Tome-se um homem de consciência limpa e reta: sua consciência estará em ordem,
e esta ordem gerará nele uma tranqüilidade que se chama paz. O que não se tem
dito e escrito sobre os encantos da paz de consciência! E no que consistem
estes encantos senão na suave e deleitosa tranqüilidade que a ordem origina?
Se, por desgraça, a consciência deste homem passa a ser perturbada por uma ação
má, esta perturbação suprime a ordem espiritual e imediatamente a paz
desaparece. É a luta terrível dos remorsos que cruciam a alma, e, ou a elevam
pela humildade e pelo auxílio da graça de Deus até as alturas da contrição, ou
a abatem, pelo desprezo da graça e pelo desespero, até os extremos a que Judas chegou.
Imagine-se, entretanto, que nesta alma desgraçada,
pouco a pouco, os remorsos vão desaparecendo
até se transformarem em um vago rumor, que só de quando em vez perturba a
consciência, logo abafado pelo ruído das distrações mundanas. Evidentemente, o
desaparecimento do remorso gera o desaparecimento da luta espiritual, e uma
tranqüilidade embrutecida e opaca baixa sobre aquela alma em que os últimos
lampejos de virtude se extinguiram.
Nesta alma, haverá novamente tranqüilidade.

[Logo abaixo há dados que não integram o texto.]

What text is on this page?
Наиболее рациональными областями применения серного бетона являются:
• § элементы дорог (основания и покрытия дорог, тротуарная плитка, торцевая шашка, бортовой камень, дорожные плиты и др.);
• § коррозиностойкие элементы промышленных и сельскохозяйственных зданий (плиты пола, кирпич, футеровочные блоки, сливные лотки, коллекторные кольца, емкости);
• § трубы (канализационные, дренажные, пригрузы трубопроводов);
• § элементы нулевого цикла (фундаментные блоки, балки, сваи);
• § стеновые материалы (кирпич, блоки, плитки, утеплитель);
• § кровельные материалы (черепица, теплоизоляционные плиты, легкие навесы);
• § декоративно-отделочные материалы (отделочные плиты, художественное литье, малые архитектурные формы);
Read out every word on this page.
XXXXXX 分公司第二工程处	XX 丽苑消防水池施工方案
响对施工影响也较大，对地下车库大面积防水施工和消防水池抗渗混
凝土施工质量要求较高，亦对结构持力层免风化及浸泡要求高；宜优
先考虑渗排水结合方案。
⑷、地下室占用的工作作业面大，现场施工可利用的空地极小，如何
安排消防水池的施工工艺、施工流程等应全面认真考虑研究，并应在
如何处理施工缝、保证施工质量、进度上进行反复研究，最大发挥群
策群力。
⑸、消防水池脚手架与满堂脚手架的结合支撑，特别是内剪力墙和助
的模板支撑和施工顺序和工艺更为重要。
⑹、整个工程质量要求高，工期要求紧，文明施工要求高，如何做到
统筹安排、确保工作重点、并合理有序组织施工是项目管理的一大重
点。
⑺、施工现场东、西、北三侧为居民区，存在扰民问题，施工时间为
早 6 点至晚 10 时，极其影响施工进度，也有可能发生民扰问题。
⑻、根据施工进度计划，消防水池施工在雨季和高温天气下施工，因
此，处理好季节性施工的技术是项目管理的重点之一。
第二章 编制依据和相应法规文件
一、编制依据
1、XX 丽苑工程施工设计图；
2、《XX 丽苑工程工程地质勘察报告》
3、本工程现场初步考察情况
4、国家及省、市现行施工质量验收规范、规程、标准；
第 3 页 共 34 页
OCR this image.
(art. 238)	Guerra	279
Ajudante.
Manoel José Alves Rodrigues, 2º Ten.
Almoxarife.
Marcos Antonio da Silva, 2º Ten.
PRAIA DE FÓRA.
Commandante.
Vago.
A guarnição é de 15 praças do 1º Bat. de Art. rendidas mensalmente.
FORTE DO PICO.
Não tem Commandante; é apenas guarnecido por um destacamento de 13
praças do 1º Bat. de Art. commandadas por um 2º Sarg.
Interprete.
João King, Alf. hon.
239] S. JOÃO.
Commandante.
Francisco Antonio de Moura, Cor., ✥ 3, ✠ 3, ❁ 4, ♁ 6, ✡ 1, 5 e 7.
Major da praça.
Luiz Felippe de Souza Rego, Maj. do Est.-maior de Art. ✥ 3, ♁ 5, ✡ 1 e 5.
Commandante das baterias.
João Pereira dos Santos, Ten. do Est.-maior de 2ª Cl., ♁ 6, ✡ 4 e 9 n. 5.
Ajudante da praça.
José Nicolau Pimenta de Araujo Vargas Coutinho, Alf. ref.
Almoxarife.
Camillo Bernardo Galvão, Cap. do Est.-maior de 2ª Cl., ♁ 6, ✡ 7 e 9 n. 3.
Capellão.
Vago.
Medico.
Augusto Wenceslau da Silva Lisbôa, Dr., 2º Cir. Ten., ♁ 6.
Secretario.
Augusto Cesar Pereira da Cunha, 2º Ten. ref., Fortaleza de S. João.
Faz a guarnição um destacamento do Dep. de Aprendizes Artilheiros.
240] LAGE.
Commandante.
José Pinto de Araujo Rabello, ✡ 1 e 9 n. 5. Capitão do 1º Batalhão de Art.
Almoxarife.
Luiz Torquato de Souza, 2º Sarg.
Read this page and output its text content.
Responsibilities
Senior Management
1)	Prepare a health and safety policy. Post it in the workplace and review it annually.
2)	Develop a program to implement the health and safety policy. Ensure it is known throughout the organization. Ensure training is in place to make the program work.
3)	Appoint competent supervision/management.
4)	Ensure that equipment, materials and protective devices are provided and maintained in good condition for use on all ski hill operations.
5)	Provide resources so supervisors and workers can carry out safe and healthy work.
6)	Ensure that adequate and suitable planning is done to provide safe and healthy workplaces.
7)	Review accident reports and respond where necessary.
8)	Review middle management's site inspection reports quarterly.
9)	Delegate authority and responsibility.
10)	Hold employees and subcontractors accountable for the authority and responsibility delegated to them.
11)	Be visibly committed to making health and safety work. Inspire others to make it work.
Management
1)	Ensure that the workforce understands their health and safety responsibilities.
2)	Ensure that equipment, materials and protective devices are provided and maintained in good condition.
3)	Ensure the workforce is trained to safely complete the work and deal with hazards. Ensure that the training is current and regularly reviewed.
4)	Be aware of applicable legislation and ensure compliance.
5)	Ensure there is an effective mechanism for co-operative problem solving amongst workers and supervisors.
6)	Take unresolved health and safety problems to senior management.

Mas uma tranqüilidade que, sendo o triunfo da
desordem, constitui uma desgraça mil vezes maior que a intranqüilidade das
torturas de consciência, e se encontra no extremo oposto da tranqüilidade
ordenada e feliz, em uma palavra da paz de consciência autêntica, do homem
limpo e reto de espírito.
Para resumir: a tranqüilidade da ordem é um grande
bem, e só ela merece o nome de paz; a luta gerada pela desordem é um mal
incontestável, mas o maior dos males será, certamente, a tranqüilidade da
desordem, a tranqüilidade das consciências embrutecidas no vício, dos corpos
desmaiados pela moléstia, dos cemitérios onde a morte campeia como soberana, e
onde não penetra nada que seja vivo.
* * *
Estes conceitos merecem ser transpostos para o
plano internacional. Só merece o nome de verdadeira paz a tranqüilidade decorrente da ordem nas relações entre as nações. E como
a ordem supõe obediência a Deus, só haverá ordem internacional quando houver obediência à Lei de Deus nas relações
entre os povos.
Mas o assunto é por demais grave para que nos
esquivemos de falar mais concretamente. A Lei de Deus não reinará entre os
povos se prevalecer como princípio de moral internacional que os povos grandes
tenham direito de absorver os povos pequenos; a Lei de Deus não reinará entre os
povos se a igualdade natural e fundamental entre todos os povos for contestada,
e um povo reputado superior a todos os outros for tido como termo supremo de
toda a moral, o possuidor legítimo e natural de todas as riquezas, o patrão
nato de todos os outros povos, a flor orgulhosa de civilização e de cultura,
que, se consente em colaborar com outros povos, só o fará sob a condição de se
apropriar unilateralmente de todos os esforços
aceitando em benefício de sua grandeza o concurso do suor e do sangue dos outros
povos, como uma flor aceitaria, orgulhosa, o inevitável concurso que, para sua
beleza, prestaria o adubo de que ela se alimentasse.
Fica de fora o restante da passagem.